Though Navarro-Valls’ principal work was in the Holy See Press Office, he also was a key figure behind the professional training offered to Church communications personnel at the University of the Holy Cross, the Opus Dei university in Rome. Indeed, by sheer force of example, Navarro-Valls led a global shift in the way the Church approached communications. The Holy Cross courses were an institutional expression of it.

Third, a spokesman is most effective when he understands and can articulate the vision of the pope he serves, not just the daily news. That’s another reason why the pope and his spokesman ought to spend a lot of time together, so that the latter can understand not just what the former says, but how he thinks.

Though I regularly dealt with Navarro-Valls when I was part of the Vatican press corps in the early 2000s, I only had one extended conversation with him off the record, in 2006, not long after his retirement. We spoke at some length about the then-new pontificate of Pope Benedict. What was the key to covering him?

He thought carefully for some time and replied that the Holy Father was really attending to the “pastoral care of the intellect.” Benedict was a scholar, but not for its own sake. He was a pastor, and pastoral care of the intellect meant pointing it toward a truth that could be known and, therefore, loved.

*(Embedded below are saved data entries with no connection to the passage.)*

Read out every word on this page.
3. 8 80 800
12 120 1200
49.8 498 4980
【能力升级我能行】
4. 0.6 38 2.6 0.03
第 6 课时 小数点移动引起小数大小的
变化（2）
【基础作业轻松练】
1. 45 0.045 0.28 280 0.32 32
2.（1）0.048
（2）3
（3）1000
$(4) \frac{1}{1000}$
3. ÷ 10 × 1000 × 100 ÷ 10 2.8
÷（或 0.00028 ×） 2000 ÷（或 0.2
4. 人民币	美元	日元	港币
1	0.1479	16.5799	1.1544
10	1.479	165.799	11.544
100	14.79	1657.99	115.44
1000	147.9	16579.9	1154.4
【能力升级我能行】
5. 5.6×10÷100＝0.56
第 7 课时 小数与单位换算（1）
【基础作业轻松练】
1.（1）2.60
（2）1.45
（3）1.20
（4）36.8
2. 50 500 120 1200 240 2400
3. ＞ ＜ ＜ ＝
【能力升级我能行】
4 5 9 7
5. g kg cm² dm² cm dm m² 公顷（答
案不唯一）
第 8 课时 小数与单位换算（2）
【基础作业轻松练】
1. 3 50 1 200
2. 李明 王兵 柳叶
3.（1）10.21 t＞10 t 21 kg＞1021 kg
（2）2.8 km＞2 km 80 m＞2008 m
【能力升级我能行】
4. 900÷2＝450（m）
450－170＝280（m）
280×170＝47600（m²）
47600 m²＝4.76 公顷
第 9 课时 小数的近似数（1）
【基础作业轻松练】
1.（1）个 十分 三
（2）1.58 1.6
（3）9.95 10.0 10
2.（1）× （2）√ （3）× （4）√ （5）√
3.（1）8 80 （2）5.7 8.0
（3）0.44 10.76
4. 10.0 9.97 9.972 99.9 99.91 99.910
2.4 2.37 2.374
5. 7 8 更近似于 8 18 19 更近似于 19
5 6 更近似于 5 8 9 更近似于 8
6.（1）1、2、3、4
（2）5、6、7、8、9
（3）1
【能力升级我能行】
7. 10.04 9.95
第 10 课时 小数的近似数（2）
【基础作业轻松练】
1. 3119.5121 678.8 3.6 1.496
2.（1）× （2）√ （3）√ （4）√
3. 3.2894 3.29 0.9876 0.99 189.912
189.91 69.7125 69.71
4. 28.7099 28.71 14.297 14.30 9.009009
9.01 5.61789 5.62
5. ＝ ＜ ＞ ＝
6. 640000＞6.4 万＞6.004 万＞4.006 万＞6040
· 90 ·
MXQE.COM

Fourth, that Navarro-Valls was a layman made evident that the Catholic Church is not just its clergy. The fact that Church communications are handled the world over now by competent laypeople is part of his impact.

It was a disappointment to many that Navarro-Valls did not produce a significant memoir to contribute to the historical record of the John Paul pontificate. Likely he thought too much of what he had seen could not be written about without violating confidences. Perhaps, one hopes, he has left notes that could, after a suitable period, be available to both journalists and scholars.

Navarro-Valls spent long years shepherding the words of St. John Paul II. Let’s hope that he left us some last ones of his own.

 

Father Raymond J. de Souza is editor in chief of Convivium magazine.